The guard threw open the door, sucking in a breeze to purge the warmth of enclosed bodies and the stench of fear. The worshippers drained from the room with a haste just short of panic, jostling at the doorway to the long entrance passage. They’d entered chanting, but there was no pretense of a recessional to put a solemn seal on the proceedings.
This wasn’t religion: it was wizardry, and wizardry of a particularly unpleasant sort. Ilna’s lip curled. Those who’d performed it were anxious to return to their homes and pretend they had no idea of what was going on.

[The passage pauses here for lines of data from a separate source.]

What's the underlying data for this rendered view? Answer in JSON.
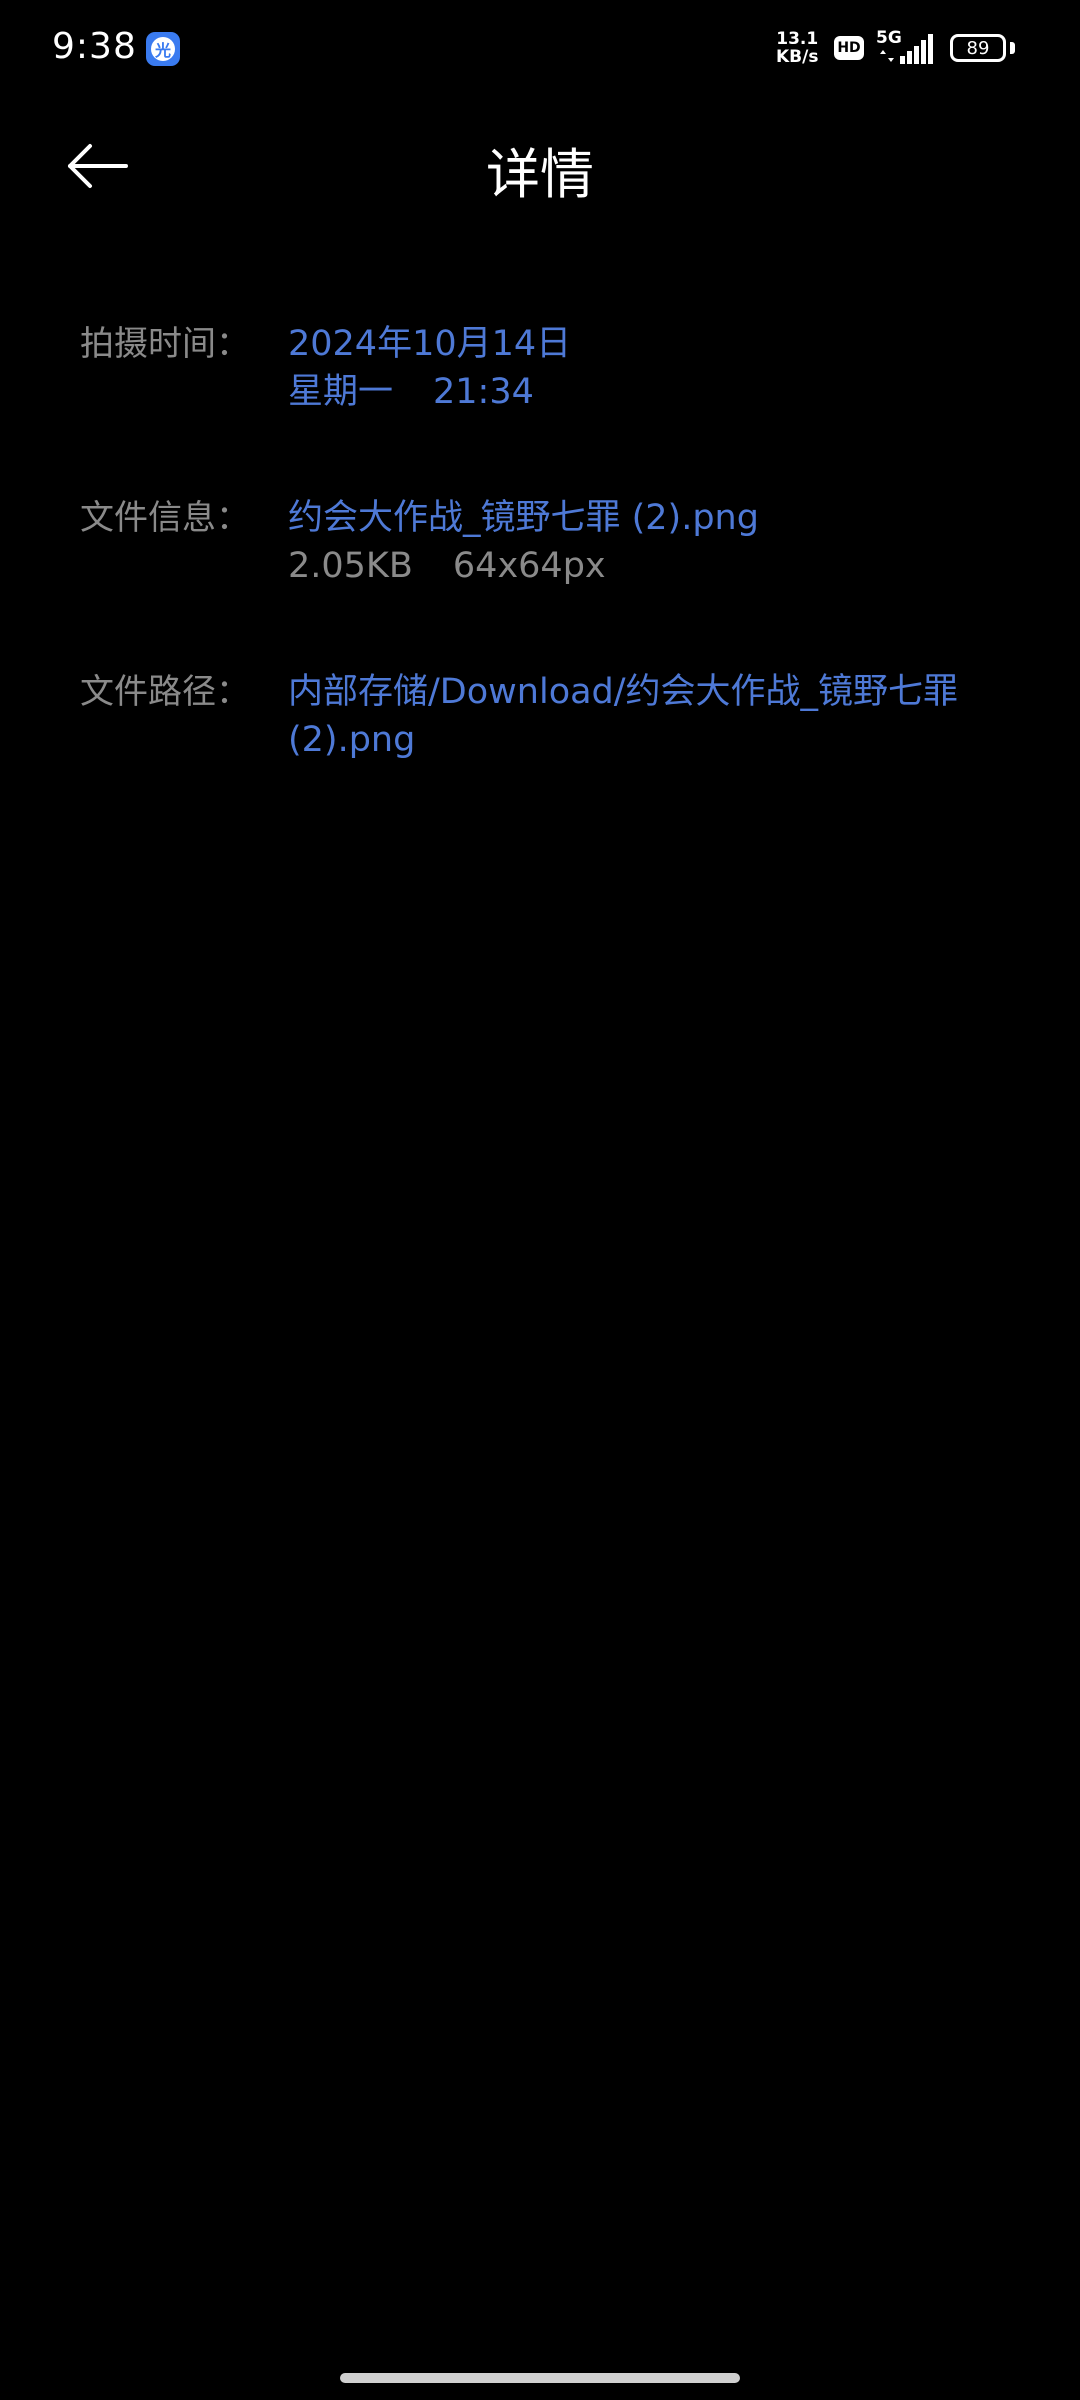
{
  "status_bar": {
    "time": "9:38",
    "app_badge_glyph": "光",
    "net_speed_value": "13.1",
    "net_speed_unit": "KB/s",
    "hd_label": "HD",
    "network_type": "5G",
    "battery_level": "89"
  },
  "header": {
    "title": "详情",
    "back_icon": "arrow-left-icon"
  },
  "details": {
    "capture_time": {
      "label": "拍摄时间：",
      "date": "2024年10月14日",
      "weekday": "星期一",
      "time": "21:34"
    },
    "file_info": {
      "label": "文件信息：",
      "file_name": "约会大作战_镜野七罪 (2).png",
      "size": "2.05KB",
      "dimensions": "64x64px"
    },
    "file_path": {
      "label": "文件路径：",
      "path_line1": "内部存储/Download/约会大作战_镜野七罪",
      "path_line2": "(2).png"
    }
  },
  "colors": {
    "background": "#000000",
    "accent": "#4e79d6",
    "label": "#8a8a8a",
    "text": "#ffffff"
  }
}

The priests followed the layfolk, murmuring among themselves. They controlled their fears more carefully, but they too wanted to be gone. The pair—a man and a woman—who’d made the sacrifice carried away the dead rabbits in their baskets instead of leaving them for servants.
Did servants ever enter this room? Now that she thought about it, Ilna thought there’d been smears from previous slaughter on the pool’s marble coping before the priests carried out the present sacrifice. This was truly a sanctum, perhaps the more so because it didn’t hold the God’s image.
Only initiates entered. If they didn’t carry out menial tasks like scrubbing blood from the marble, nobody did.
The last of the priests passed from the hall; she didn’t bother to close the inner door behind her. Ilna heard the sound of steps shuffling down the passage, fewer and fewer, then the clang of the outer door. The hall was silent, save for the wind sighing softly past the dome’s open eye.
“All right, loose me!” Alecto said. She reached for her athame as she spoke, preparing to cut the rope if Ilna didn’t release her instantly.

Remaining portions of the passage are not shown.